The report-to-patch boundary is easy to overstate. The README describes feeding HALO's report into a coding agent to apply harness changes, but the package reviewed here does not perform that edit or verify the changed harness. The system is an optimizer loop only when embedded in an outer workflow that owns patching, evaluation, and redeployment.

The sidecar index chooses local pragmatism over cryptographic certainty. Size and mtime_ns are enough for local append-mostly traces, but not enough for content-addressed provenance. That is fine for a CLI engine; it would be too weak for a long-lived evidence archive unless paired with stronger checksums or git/object-store lineage.

Subagents give decomposition capacity, but not shared long-term memory. They are fresh analysis workers with bounded tools and parent lineage. Treating their conversation context as memory would blur a useful boundary: the durable retained artifacts are the traces, sidecars, and external reports.

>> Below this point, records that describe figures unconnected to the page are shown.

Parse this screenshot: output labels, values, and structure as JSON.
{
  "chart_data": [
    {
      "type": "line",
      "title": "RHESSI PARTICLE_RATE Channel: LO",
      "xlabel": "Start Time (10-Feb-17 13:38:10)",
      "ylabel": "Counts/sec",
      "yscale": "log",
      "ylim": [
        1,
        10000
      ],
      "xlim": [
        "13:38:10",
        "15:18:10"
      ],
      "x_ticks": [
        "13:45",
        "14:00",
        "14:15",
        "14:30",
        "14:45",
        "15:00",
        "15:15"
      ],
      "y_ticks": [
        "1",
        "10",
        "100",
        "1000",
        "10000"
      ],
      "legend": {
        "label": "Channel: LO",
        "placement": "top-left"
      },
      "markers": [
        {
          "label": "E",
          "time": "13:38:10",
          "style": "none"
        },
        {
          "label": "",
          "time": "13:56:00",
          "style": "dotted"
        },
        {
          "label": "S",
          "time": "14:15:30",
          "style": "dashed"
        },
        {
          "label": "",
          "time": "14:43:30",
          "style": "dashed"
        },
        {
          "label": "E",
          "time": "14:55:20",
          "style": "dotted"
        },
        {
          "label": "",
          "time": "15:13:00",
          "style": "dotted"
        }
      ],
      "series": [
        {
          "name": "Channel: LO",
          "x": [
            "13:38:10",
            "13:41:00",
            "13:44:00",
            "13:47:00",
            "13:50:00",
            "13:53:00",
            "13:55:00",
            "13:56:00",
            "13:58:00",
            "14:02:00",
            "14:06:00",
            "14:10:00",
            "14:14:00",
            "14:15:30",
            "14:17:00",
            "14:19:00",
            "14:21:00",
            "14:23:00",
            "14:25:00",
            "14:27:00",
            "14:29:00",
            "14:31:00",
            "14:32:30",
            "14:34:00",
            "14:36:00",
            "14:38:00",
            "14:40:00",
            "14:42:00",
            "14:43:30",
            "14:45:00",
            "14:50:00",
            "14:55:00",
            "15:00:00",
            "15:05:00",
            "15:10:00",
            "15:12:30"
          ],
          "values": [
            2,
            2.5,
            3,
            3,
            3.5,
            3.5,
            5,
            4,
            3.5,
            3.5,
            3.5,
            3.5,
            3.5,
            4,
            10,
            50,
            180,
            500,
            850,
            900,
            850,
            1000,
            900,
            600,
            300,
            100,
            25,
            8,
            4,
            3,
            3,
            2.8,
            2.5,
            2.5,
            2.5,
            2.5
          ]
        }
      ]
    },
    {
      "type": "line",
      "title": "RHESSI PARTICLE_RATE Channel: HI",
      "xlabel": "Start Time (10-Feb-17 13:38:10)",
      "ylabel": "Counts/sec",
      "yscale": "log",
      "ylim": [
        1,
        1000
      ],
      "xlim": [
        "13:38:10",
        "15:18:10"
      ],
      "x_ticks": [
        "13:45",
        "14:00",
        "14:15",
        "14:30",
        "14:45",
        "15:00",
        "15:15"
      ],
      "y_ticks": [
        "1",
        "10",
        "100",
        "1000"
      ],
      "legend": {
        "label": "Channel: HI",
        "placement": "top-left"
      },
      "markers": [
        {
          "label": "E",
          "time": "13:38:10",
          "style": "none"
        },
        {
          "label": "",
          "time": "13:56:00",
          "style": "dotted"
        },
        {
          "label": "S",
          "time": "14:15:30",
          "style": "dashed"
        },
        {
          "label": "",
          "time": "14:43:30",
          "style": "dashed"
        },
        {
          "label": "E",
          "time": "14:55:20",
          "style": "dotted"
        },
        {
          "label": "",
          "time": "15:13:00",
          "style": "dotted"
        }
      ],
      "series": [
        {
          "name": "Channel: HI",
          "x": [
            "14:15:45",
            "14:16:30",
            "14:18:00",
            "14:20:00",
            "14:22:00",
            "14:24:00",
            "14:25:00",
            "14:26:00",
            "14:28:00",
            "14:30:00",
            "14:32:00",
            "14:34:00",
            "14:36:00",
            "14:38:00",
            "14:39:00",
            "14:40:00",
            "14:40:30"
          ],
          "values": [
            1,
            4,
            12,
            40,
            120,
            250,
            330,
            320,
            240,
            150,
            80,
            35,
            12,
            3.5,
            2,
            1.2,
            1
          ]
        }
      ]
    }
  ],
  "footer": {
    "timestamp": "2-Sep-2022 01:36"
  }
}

The sandbox is carefully scoped, but availability-dependent. If Deno/Pyodide resolution fails, run_code is simply dropped from the tool surface. That graceful degradation is good operationally, but it means analyses relying on code execution need to record whether the sandbox was actually available during the run.

What to Watch

• Whether HALO adds a first-class report artifact with enforced trace/span citations, prompt/config provenance, and regeneration metadata.
• Whether the outer patch-promotion loop becomes implemented in-repo rather than described as "feed the report to Cursor or Claude Code."
• Whether benchmark harnesses start storing before/after patches, trace ids, and evaluation deltas as one auditable lineage bundle.
• Whether sidecar fingerprinting moves from size/mtime to content hashes for stronger evidence integrity.
• Whether HALO grows a persistent library of recurring harness failures, which would turn it from a per-dataset analyst into a reusable agent-memory system.

Bottom Line

HALO is a code-grounded trace-analysis and harness-optimization system, not a conventional memory database. Its useful retained artifacts split cleanly: raw OTel JSONL traces are source evidence, sidecar indexes are derived runtime surfaces, trace tools and subagents provide progressive disclosure and analysis, diagnostic reports are trace-derived knowledge artifacts, and only externally promoted harness edits become system-definition artifacts that change future agent behavior.

Relevant Notes:

• Trace-derived learning techniques in related systems - places: HALO is a trace-to-diagnostic-to-harness-patch system with external promotion.
• Meta-Harness - compares-with: both optimize harness behavior from traces, but HALO's reviewed implementation stops at diagnostic reports while Meta-Harness centers executable patch candidates.
• Agentic Harness Engineering - compares-with: both treat observability traces as the raw substrate for harness improvement, with different packaging around promotion.
• Knowledge artifact - distinguishes: HALO reports advise maintainers and coding agents before any harness edit is applied.
• System-definition artifact - distinguishes: behavior changes only after a report is promoted into prompts, tools, code, validators, or configuration.
• Axes of artifact analysis - exemplifies: HALO cleanly separates storage substrate, representational form, lineage, and behavioral authority across traces, indexes, tools, reports, and patches.